The Department’s seal was personally created by the first Secretary of Energy, James R. Schlesinger — and his design became the agency’s driving brand identity for nearly 50 years. “DOE Green” and “DOE Gold” made up its primary colors, with a deep navy blue gradient incorporated into the seal, and the seal utilized iconography such as a bolt of electricity, a bald eagle, and examples of energy technology.
In this photo: The first U.S. Secretary of Energy James Schlesinger unveils a sign at the U.S. Department of Energy.
Over the decades, these design elements shaped thousands upon thousands of public-facing campaigns and initiatives, and drove countless sub-brands and co-brands amongst the Department’s offices, semi-independent organizations, and external partners. And given the breadth of the work undertaken by the agency and the scores of offices supporting those efforts, how this visual identity was applied varied widely.
PART TWO | Modernizing the Brand
Rather than run from the visual identity that had defined the U.S. Department of Energy since its founding, we decided to embrace it.
In creating the Department’s first-ever freestanding logo, we looked to the original colors of the agency’s seal and reimagined them into punchier, more eye-catching versions.
These colors allowed us to create something that was both familiar and new at the same time.
To help offices utilize these new hues effectively, we created a comprehensive brand guide that laid out not only the primary and secondary colors, but also:
When and how they should be used;
In what ratios they should be used together; and
What combinations would and wouldn’t meet color contrast accessibility requirements.
In addition to the colors, we also wanted to pull visual inspiration from the seal while still creating something clean and modern, that could be used effectively across print, video, and digital mediums. We needed this iconography to be something that could represent the full breadth of the Department’s work — from national security and legacy management, to scientific research and more literal “energy” technology and deployment — and that wouldn’t be overly tied to any one technology or energy type.
Thankfully, Secretary Schlesinger gave us something in his original design that accomplished just that: the lightning bolt. At its most literal, the bolt can represent electricity and energy in the world around us. As a more representational symbol, it can represent the spark of innovation that has driven the Department since its inception, and the power of its national security mission.
By incorporating the bolt into the whitespace of the Department’s new logo and logo mark, we embraced a symbol that was meaningful, recognizable, and relevant to fifty years of history and everything that lies ahead.

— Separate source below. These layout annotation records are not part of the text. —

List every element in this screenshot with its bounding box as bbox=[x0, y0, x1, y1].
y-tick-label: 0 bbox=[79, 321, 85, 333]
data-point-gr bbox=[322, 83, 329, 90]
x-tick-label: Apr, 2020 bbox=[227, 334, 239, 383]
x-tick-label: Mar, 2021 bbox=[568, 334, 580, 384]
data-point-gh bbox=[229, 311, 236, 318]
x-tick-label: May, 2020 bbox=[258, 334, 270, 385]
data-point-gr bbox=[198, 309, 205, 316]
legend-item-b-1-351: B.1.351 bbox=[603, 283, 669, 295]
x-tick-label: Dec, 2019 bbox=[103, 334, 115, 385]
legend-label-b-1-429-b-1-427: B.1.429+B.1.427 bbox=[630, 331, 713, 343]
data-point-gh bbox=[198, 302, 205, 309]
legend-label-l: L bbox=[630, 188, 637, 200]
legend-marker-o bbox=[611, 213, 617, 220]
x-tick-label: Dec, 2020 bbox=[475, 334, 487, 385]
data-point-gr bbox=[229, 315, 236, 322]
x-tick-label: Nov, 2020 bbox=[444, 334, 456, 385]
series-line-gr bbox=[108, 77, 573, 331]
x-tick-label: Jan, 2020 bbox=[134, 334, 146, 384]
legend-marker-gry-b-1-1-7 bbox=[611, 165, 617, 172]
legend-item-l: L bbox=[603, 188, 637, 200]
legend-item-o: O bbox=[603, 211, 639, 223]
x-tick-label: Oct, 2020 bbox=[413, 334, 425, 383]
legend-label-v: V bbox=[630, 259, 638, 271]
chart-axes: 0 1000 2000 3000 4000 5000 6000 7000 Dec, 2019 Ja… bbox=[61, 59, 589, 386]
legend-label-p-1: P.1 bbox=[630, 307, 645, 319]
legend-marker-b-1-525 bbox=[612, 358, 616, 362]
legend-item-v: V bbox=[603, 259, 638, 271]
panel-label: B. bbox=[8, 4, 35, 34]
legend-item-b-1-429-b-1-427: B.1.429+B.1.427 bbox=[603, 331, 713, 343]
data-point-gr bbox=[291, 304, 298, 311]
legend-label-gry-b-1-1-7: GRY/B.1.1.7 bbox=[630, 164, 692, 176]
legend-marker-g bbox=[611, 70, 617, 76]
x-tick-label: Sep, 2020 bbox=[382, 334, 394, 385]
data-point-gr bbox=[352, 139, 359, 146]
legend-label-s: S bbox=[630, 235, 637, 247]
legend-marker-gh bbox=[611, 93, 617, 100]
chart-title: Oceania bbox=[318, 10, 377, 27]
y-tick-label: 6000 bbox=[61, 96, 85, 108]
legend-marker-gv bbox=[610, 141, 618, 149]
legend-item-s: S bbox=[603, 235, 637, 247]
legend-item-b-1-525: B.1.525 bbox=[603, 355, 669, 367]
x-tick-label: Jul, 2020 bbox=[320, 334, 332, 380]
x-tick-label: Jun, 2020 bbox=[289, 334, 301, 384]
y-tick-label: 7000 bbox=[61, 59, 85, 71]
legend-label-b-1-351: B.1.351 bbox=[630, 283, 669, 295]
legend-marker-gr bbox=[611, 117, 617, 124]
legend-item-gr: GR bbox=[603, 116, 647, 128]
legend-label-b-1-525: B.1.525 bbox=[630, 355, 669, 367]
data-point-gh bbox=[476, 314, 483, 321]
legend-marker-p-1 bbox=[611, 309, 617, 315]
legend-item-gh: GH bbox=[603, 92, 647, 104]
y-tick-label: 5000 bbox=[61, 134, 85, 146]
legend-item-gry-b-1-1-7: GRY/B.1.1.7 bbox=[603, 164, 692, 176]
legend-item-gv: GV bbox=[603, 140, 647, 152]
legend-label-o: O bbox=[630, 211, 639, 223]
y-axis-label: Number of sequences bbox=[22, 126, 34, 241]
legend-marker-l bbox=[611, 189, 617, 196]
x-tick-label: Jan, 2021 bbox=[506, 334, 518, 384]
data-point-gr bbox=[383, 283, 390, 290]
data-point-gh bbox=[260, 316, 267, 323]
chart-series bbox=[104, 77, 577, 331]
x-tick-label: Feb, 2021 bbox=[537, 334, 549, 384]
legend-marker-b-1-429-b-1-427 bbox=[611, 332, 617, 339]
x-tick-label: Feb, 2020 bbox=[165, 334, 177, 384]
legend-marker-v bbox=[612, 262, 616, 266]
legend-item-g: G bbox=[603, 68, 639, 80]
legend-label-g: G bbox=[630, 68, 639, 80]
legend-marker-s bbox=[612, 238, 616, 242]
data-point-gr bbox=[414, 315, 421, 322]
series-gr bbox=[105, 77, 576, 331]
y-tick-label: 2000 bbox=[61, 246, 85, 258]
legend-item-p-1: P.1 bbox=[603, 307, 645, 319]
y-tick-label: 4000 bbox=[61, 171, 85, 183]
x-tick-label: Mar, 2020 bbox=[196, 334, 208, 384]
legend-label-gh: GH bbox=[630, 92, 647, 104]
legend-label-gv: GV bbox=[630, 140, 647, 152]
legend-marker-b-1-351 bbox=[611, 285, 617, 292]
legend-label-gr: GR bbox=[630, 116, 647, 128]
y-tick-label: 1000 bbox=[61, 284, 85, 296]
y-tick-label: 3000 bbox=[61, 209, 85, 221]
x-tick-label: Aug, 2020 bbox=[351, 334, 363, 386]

WATCH: “A NEW LOGO FOR A BRIGHT FUTURE”
PART THREE | From Concept to Practice
Once the visual identity and brand was established, we set about building this new creative world for the Department. This involved developing a comprehensive brand style guide that would empower the Department’s 70+ offices to adopt and utilize the new brand, creating training opportunities for staff and in-house designers, and establishing new internal workflows to better support agency-wide brand management.